Im Gegensatz zu der klassischen Kataraktbehandlung wird bei dieser Methode mithilfe computergesteuerter Laser eine einwandfreie Technologie für die chirurgischen Schnitte eingesetzt.

Risiken werden reduziert und die Heilungszeit verkürzt...

Gegenüber der seit mehr als 40 Jahren etablierten manuellen Katarakt-Operation stellt die Femtosekundenlaser-assistierte Operationsmethode eine Weiterentwicklung dar. Der Eingriff kann schonender und mit weniger Komplikationen durchgeführt werden. Die Wundheilung wird dadurch begünstigt. Eine Modifikation an den Laserparametern erlaubt eine individuelle Anpassung der Operation.

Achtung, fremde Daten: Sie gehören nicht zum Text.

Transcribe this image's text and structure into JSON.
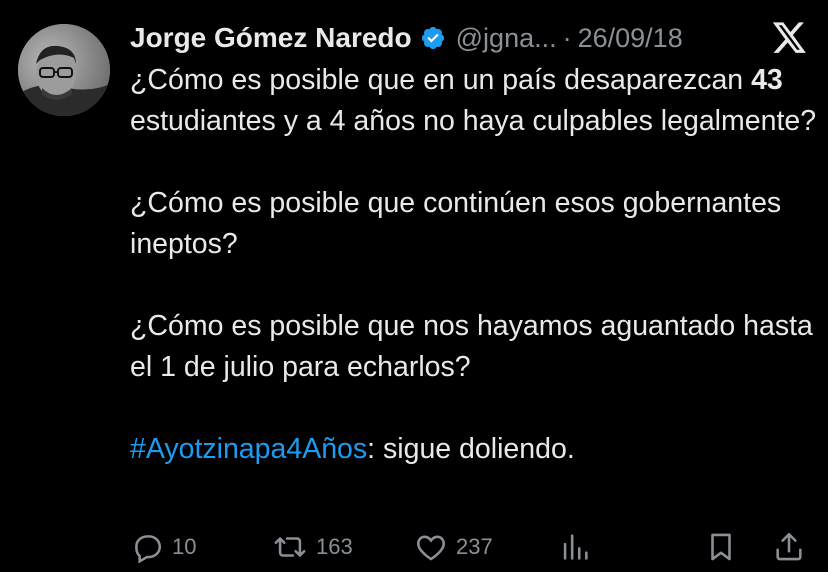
{
  "tweet": {
    "author_name": "Jorge Gómez Naredo",
    "handle": "@jgna...",
    "separator": "·",
    "date": "26/09/18",
    "paragraphs": [
      {
        "pre": "¿Cómo es posible que en un país desaparezcan ",
        "bold": "43",
        "post": " estudiantes y a 4 años no haya culpables legalmente?"
      },
      {
        "text": "¿Cómo es posible que continúen esos gobernantes ineptos?"
      },
      {
        "text": "¿Cómo es posible que nos hayamos aguantado hasta el 1 de julio para echarlos?"
      },
      {
        "hashtag": "#Ayotzinapa4Años",
        "post": ": sigue doliendo."
      }
    ]
  },
  "actions": {
    "replies": "10",
    "retweets": "163",
    "likes": "237"
  },
  "icons": [
    "verified-badge-icon",
    "x-logo-icon",
    "reply-icon",
    "retweet-icon",
    "like-icon",
    "views-icon",
    "bookmark-icon",
    "share-icon"
  ],
  "colors": {
    "background": "#000000",
    "text": "#e7e9ea",
    "secondary": "#8b9097",
    "accent": "#1d9bf0"
  }
}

Personalisiert, schnittlos, zuverlässige Operation

Der gesamte Eingriff erfolgt in zwei auch räumlich voneinander getrennten Abschnitten. Nachdem der Patient in einem separaten Behandlungsraum liegend unter dem Lasergerät platziert worden ist, führt der Laser die ersten und wichtigsten Operationsschritte durch:

  • computergesteuerte Öffnung der Linsenkapsel,
  • Zerteilung der getrübten Linse,
  • computergesteuerter, stufenförmiger Schnitt durch die Hornhaut als Zugang in das Auge.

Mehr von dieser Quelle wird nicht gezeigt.